Sei o que você quer dizer. (Sarcástico) Sei que tenho uma inacreditável aceitação do público. Sei que tenho um quociente de popularidade acima da média. Mas quando li o "script", achei que o papel era um desafio como ator. Ainda pensei: "Tem um bom elenco". Acredite, já me "queimei" no passado justamente pelo que imaginava ser um bom elenco.
- Sua escolha deve ter gerado "uma fogueira de vaidades", com gente dizendo: "Ah! não, ele não!"
- (Rindo) Foi exatamente o que as pessoas falaram.

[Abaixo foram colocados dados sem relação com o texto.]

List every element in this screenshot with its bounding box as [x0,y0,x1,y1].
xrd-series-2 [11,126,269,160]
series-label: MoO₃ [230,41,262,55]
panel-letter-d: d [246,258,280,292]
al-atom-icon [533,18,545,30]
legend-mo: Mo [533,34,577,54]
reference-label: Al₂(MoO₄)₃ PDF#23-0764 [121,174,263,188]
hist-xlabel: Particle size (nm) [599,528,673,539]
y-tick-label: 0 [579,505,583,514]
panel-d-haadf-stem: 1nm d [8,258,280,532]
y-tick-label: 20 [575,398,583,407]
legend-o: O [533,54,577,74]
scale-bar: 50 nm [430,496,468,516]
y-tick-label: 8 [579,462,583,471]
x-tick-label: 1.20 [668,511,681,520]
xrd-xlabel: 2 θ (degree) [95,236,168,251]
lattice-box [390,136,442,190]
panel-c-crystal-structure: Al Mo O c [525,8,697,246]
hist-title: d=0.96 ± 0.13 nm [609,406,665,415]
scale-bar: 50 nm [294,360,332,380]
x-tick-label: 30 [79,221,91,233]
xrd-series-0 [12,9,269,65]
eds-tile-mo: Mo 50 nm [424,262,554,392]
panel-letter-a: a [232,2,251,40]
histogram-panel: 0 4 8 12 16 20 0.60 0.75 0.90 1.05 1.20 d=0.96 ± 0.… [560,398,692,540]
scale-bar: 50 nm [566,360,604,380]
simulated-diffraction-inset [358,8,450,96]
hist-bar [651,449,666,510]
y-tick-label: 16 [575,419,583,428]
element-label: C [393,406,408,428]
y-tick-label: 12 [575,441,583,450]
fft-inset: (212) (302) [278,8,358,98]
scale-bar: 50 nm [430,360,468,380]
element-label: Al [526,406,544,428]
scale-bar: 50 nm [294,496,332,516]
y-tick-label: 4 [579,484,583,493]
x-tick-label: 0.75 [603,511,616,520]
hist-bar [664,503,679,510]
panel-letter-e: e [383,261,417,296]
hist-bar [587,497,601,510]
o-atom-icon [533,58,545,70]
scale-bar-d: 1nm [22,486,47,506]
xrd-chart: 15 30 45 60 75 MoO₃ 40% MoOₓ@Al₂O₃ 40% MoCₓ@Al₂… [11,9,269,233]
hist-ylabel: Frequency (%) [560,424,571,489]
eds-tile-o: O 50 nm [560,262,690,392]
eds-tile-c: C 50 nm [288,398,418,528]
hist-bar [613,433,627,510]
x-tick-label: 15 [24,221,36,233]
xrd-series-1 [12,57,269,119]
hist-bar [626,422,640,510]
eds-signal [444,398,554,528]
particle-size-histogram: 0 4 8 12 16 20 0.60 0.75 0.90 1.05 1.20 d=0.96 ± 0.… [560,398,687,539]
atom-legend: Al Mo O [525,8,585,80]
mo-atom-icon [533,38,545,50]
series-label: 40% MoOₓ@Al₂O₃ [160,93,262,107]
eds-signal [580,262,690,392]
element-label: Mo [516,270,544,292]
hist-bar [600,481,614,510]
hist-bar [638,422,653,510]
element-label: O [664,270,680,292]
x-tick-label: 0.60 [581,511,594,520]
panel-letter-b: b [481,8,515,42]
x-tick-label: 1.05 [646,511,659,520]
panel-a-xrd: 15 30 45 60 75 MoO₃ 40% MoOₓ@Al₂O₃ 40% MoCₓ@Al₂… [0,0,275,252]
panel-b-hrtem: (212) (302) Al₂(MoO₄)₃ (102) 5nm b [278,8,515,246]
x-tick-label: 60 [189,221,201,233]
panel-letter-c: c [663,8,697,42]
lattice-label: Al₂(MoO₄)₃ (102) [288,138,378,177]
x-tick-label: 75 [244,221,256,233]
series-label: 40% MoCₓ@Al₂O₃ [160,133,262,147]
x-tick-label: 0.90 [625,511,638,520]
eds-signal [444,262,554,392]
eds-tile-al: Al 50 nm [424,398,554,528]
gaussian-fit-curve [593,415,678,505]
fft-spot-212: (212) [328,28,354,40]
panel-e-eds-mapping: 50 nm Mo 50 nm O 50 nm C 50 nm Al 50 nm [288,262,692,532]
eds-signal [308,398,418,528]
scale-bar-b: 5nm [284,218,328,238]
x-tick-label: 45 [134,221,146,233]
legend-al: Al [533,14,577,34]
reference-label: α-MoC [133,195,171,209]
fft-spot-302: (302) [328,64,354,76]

- Você teve que perder 14 quilos e tornar o cabelo bem ralo.
- Escanhoei minha cabeça... usei uma série de perucas. Quando comecei, pesava 86 quilos. Quando terminei tinha 72 quilos. Mas isso foi o menor trabalho que esse papel me deu. A estrutura do personagem se formou realmente com as várias conversas que tive com pessoas que tinham Aids.
- Você ficou íntimo de alguém que morreu de Aids?

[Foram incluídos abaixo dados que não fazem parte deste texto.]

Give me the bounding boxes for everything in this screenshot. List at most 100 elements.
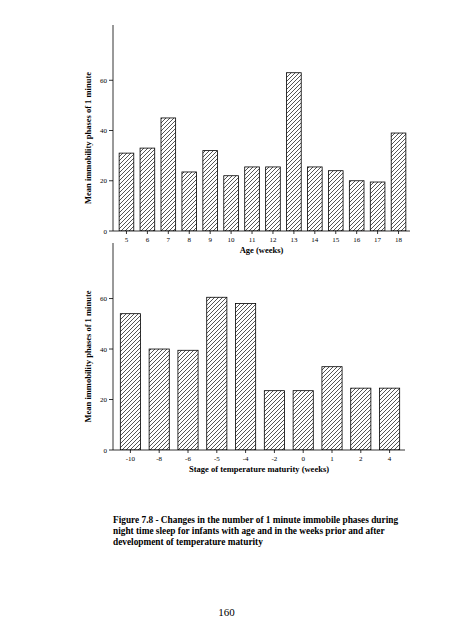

- Meu primo morreu de Aids recentemente. Um colega de escola também morreu de Aids. Mas nunca acompanhei os últimos momentos de vida de um doente.

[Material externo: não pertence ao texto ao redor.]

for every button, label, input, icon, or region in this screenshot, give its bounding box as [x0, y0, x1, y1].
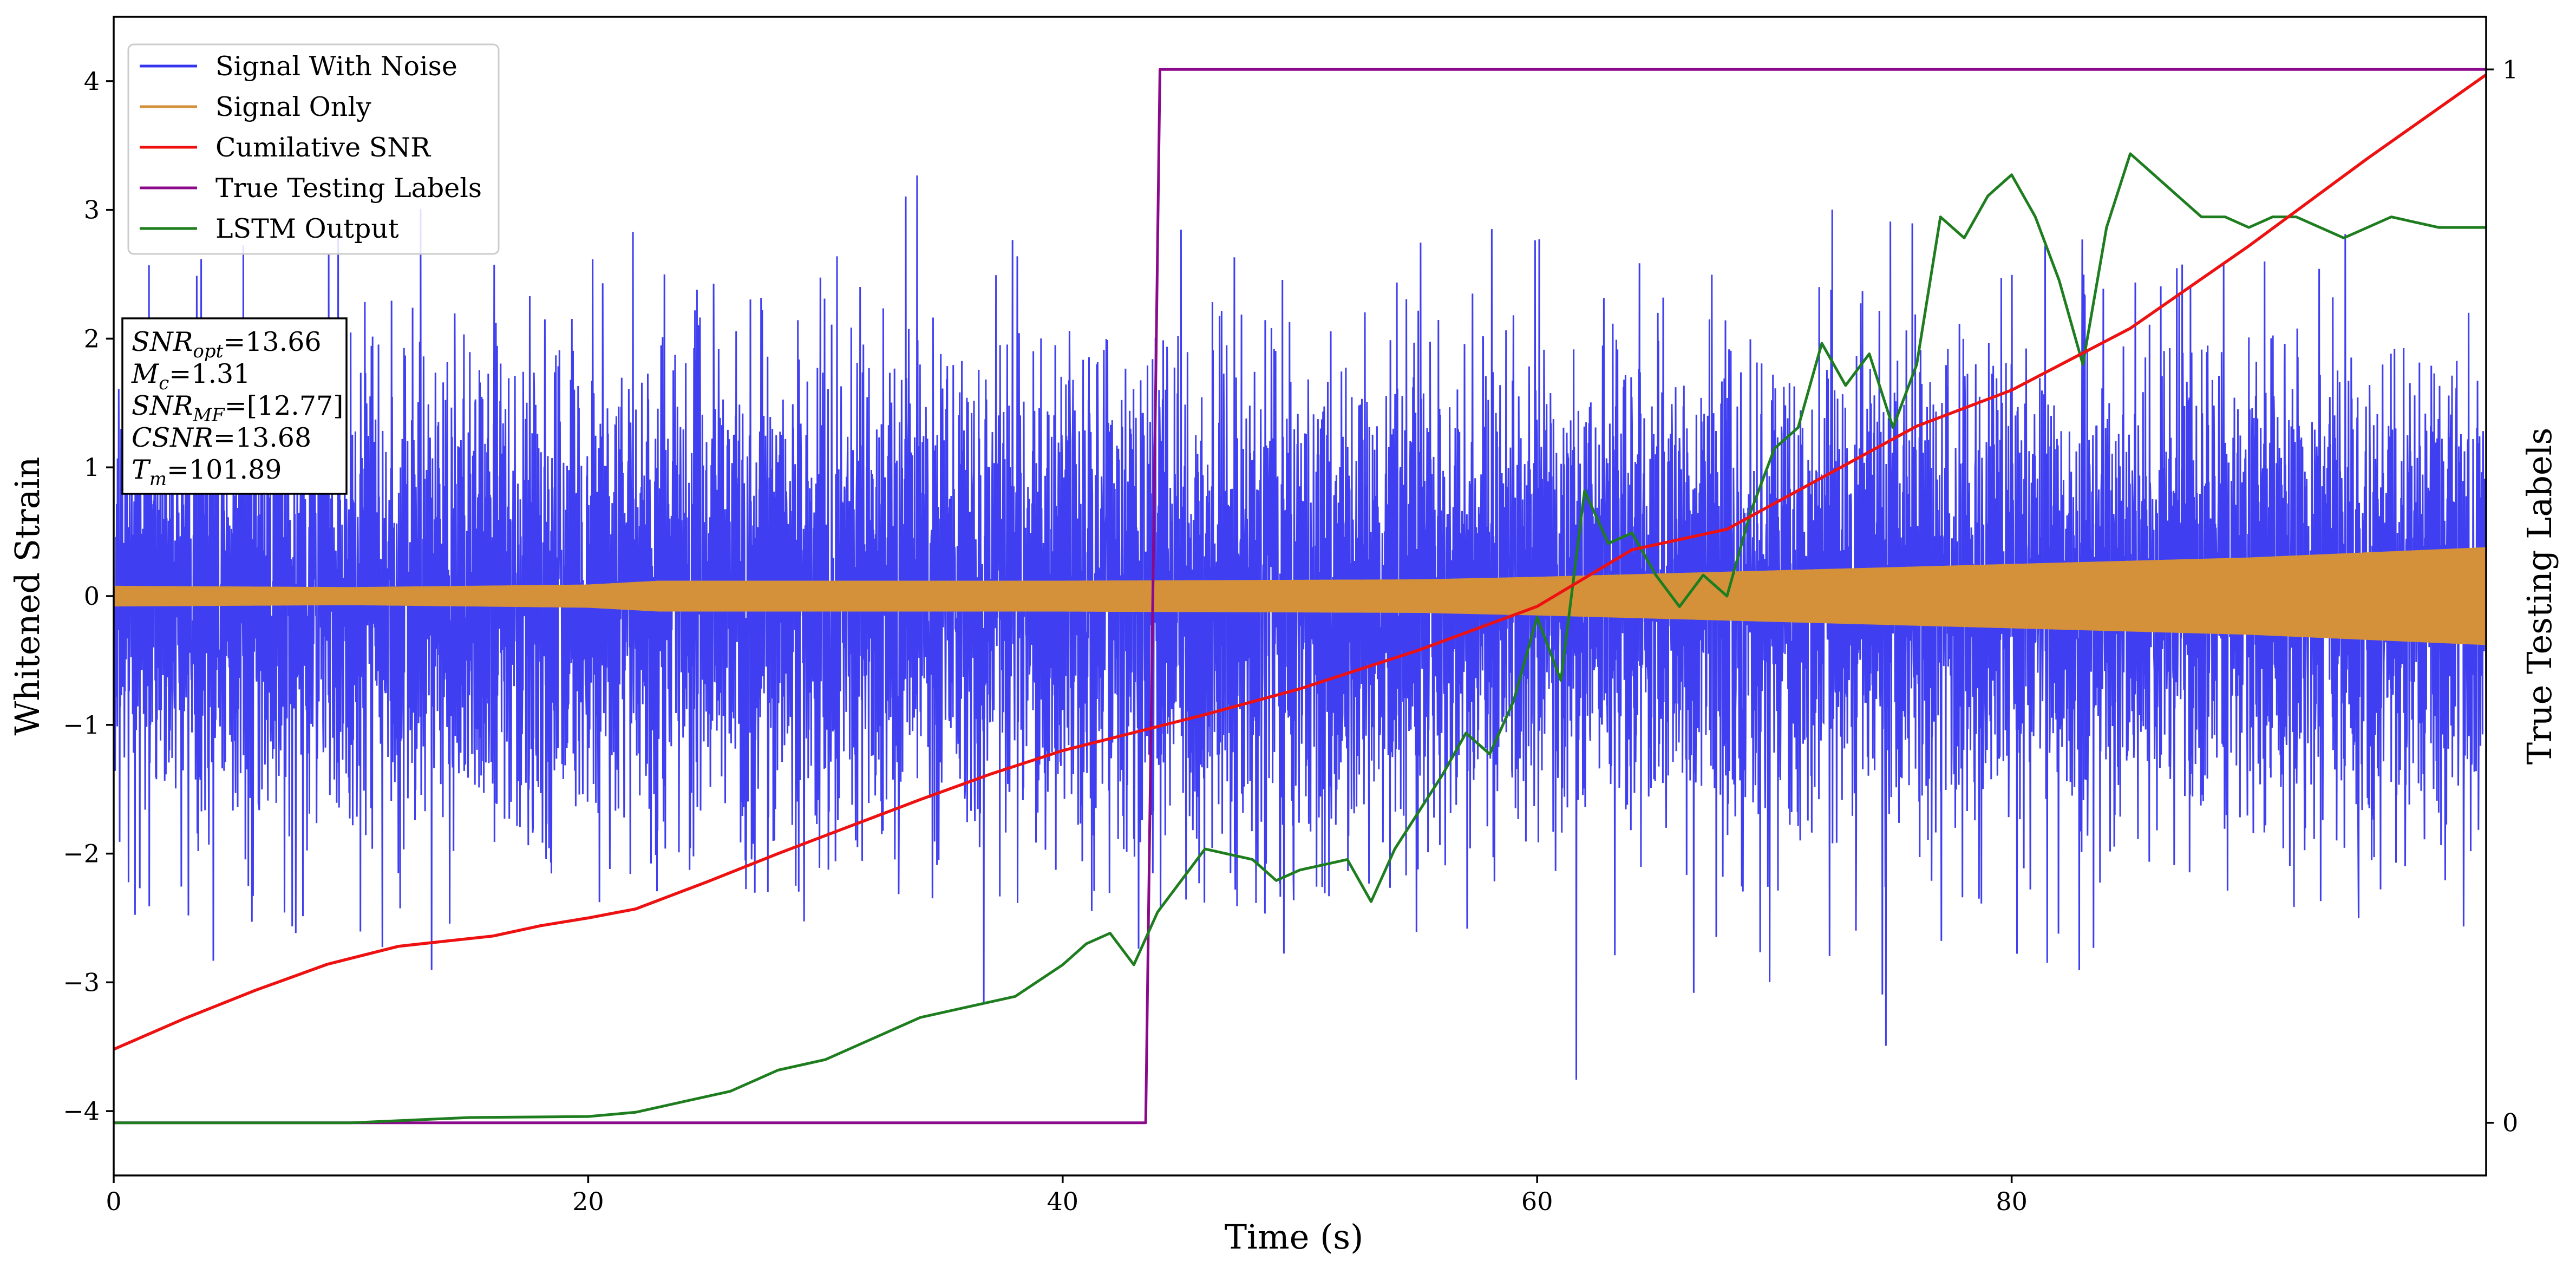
y2-tick-label: 0 — [2502, 1108, 2518, 1138]
y-tick-label: 0 — [84, 582, 100, 611]
annotation-lines: SNRopt=13.66Mc=1.31SNRMF=[12.77]CSNR=13.… — [131, 326, 343, 490]
x-tick-label: 40 — [1047, 1187, 1079, 1216]
legend-label: LSTM Output — [215, 213, 399, 244]
series-signal-only — [114, 547, 2486, 645]
axes: 0 20 40 60 80 4 3 2 1 0 −1 −2 −3 −4 1 0 — [63, 55, 2518, 1216]
annotation-frame — [121, 317, 348, 495]
y2-axis-title: True Testing Labels — [2520, 428, 2559, 765]
x-tick-label: 80 — [1996, 1187, 2028, 1216]
plot-area — [114, 68, 2486, 1125]
y-tick-label: 3 — [84, 195, 100, 225]
legend-frame — [127, 43, 500, 255]
annotation-line: CSNR=13.68 — [132, 422, 311, 453]
annotation-line: SNRMF=[12.77] — [132, 390, 343, 426]
annotation-line: Mc=1.31 — [131, 358, 250, 394]
annotation-line: SNRopt=13.66 — [132, 326, 322, 362]
series-lstm-output — [114, 152, 2486, 1125]
series-cumilative-snr — [114, 73, 2486, 1051]
legend-label: True Testing Labels — [215, 173, 482, 204]
legend-entries: Signal With Noise Signal Only Cumilative S… — [140, 51, 482, 244]
y2-tick-label: 1 — [2502, 55, 2518, 84]
legend-label: Signal Only — [215, 92, 371, 122]
y-axis-title: Whitened Strain — [8, 457, 47, 736]
y-tick-label: −1 — [63, 710, 100, 740]
legend: Signal With Noise Signal Only Cumilative S… — [127, 43, 500, 255]
annotation-box: SNRopt=13.66Mc=1.31SNRMF=[12.77]CSNR=13.… — [121, 317, 348, 495]
x-axis-title: Time (s) — [1225, 1217, 1364, 1257]
y-tick-label: 4 — [84, 67, 100, 96]
x-tick-label: 20 — [572, 1187, 604, 1216]
x-tick-label: 0 — [106, 1187, 121, 1216]
series-true-testing-labels — [114, 68, 2486, 1125]
y-tick-label: −2 — [63, 839, 100, 868]
y-tick-label: −3 — [63, 968, 100, 997]
legend-label: Cumilative SNR — [215, 132, 431, 163]
y-tick-label: −4 — [63, 1096, 100, 1126]
annotation-line: Tm=101.89 — [132, 454, 282, 490]
legend-label: Signal With Noise — [215, 51, 457, 82]
y-tick-label: 2 — [84, 324, 100, 353]
x-tick-label: 60 — [1521, 1187, 1553, 1216]
y-tick-label: 1 — [84, 453, 100, 482]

- Após o filme, sua opinião sobre os gays mudou?
- Estaria mentindo se dissesse que não. Sempre fui tolerante. Mas, provavelmente, hoje, sou mais ativamente tolerante.
- Você tem filhos. Foi duro para eles ver o pai nesse papel?
- Expliquei que poderia aparecer gente dizendo "sei pai é bicha". Falei que poderiam responder "meu pai é um ator". Mas eles sempre tiveram jogo de cintura e já estiveram em contato com gente tão cretina quanto uma pessoa pode ser.
- Como foi contracenar com Denzel Washington?
- Quase sempre trabalhei com mulheres. Ter tido a oportunidade de atuar com Denzel foi muito bom. Somos parecidos, temos quase a mesma idade e tivemos experiências iguais. Ele acha que não é engraçado e eu acho que não sou dramático.
- Como foi encarnar o namorado de Antonio Banderas?
- Acho que causei inveja na maioria das mulheres do mundo e de uns tantos homens também, pelo que entendo.
- Você teve uma preocupação especial com "Filadélfia"?
- Não queríamos fazer um filme que não fosse fiel à circunstância e nem algo só para chocar.
- Não há sexo no filme? Você acha que isso é certo?
- Não fizemos nenhuma cena do tipo "sexo no chuveiro" ou coisa do gênero porque Antonio e eu representamos dois sujeitos que já estavam juntos há nove anos. Na melhor das hipóteses, um casal assim faz sexo uma vez por semana.
- Algumas pessoas criticam o seu personagem e a família dele, por serem bons demais para serem reais.
- Numa família grande, talvez alguém pire. Mas não em uma situação como aquela. Não se pira quando se está diante de uma barra dessas. Concordo que seria mais pirotécnico fazer o pai dizer "Filho meu, não...!"
- Muita gente comenta, também, sobre o quanto o filme é politicamente correto.
- Correção política cheira a anticomunismo. O quanto é politicamente correto usar fita vermelha (símbolo internacional da luta anti-Aids)? Se você não usa, está fazendo algo errado?
Você usa a fitinha?
- Muito raramente.
- Pelo filme, parece que só gays pegam Aids.
- E você me fala em correção política! Você nos critica por mostrarmos gays com Aids? Então o filme seria um desserviço só por não ter uma porto-riquenha grávida que usa drogas ou uma mãe americana de cinco filhos infectada, por transfusão? Por favor! Esse é outro argumento espúrio, usado só porque ousamos ser os primeiros a tratar da Aids nos EUA.